The Emergency Access to Insulin Act would:
• Establish State Insulin Assistance Programs (SIAPs) by providing federal grants so states can set up SIAPs, which would provide a short-term insulin supply for uninsured and underinsured patients and help patients identify state, federal, and private options to improve insulin affordability long-term;
• Ensure insulin manufacturers have skin in the game and take part in ensuring Minnesotans and Americans can access the insulin they need by holding manufacturers accountable to fund SIAPs;
• Penalize insulin manufacturers for their history of excessive insulin price spikes, and for future increases in insulin prices beyond inflation; and
• Promote insulin market competition by reducing exclusivity periods for insulin and other biologics from 12 years to 7 years to bring “generic” or biosimilar insulin to market faster.
You can access a summary of the legislation here.

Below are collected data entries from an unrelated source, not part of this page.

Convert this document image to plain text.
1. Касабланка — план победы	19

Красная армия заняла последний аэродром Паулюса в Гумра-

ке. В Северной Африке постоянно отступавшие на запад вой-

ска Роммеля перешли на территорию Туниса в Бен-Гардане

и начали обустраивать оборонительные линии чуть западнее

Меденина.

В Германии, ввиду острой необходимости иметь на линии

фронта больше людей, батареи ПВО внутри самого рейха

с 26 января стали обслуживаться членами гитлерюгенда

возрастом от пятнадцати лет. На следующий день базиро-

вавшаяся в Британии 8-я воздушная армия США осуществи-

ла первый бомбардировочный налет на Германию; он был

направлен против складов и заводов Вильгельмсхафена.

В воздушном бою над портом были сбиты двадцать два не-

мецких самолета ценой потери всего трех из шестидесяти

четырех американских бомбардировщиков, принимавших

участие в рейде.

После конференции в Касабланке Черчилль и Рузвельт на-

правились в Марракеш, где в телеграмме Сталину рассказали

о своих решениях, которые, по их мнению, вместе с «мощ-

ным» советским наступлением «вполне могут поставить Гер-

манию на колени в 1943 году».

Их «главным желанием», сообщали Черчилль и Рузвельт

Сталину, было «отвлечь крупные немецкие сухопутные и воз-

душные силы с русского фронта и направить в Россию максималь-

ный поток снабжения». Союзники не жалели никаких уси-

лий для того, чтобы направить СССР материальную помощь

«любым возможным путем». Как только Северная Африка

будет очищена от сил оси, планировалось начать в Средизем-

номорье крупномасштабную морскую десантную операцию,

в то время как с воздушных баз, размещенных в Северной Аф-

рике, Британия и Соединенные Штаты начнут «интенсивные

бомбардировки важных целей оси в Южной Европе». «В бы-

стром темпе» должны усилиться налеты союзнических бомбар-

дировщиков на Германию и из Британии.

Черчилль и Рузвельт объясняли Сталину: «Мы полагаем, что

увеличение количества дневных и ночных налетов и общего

Sen. Smith has made bringing down the high cost of prescription drugs a top priority, and Minnesotan Nicole Smith-Holt has long been a partner in that fight. Smith-Holt tragically lost her son, Alec, when the high price of insulin forced him to ration his supply. Last year, Sen. Smith invited Smith-Holt to take part in a hearing in Washington, D.C. titled “America Speaks Out: The Urgent Need to Tackle Health Care Costs and Prescription Drug Prices” because Sen. Smith believes it’s important for her colleagues to hear directly from Minnesotans.
Last month, a number of measures championed by Sen. Smith were included in a bipartisan package to address the rising cost of health care released by the Senate Health Committee—on which she serves—including her efforts to help bring lower-cost insulin and generic drugs to market. Both her bipartisan Protecting Access to Biosimilars Act and the Ensuring Innovation Act were added to the package.
And just this month, Sen. Smith introduced comprehensive legislation to hold large pharmaceutical companies accountable for high prices and bring down costs for Americans. Her Affordable Medications Act is a comprehensive set of reforms that would promote transparency by requiring pharmaceutical companies to disclose just how much money is going toward research and development, as well as marketing and pay for executives. The bill would also end the restriction that prevents the federal Medicare program from using its buying power to negotiate lower drug prices for its beneficiaries, and curb drug company monopoly practices that keep prices high and prevent less expensive generics from coming to the market.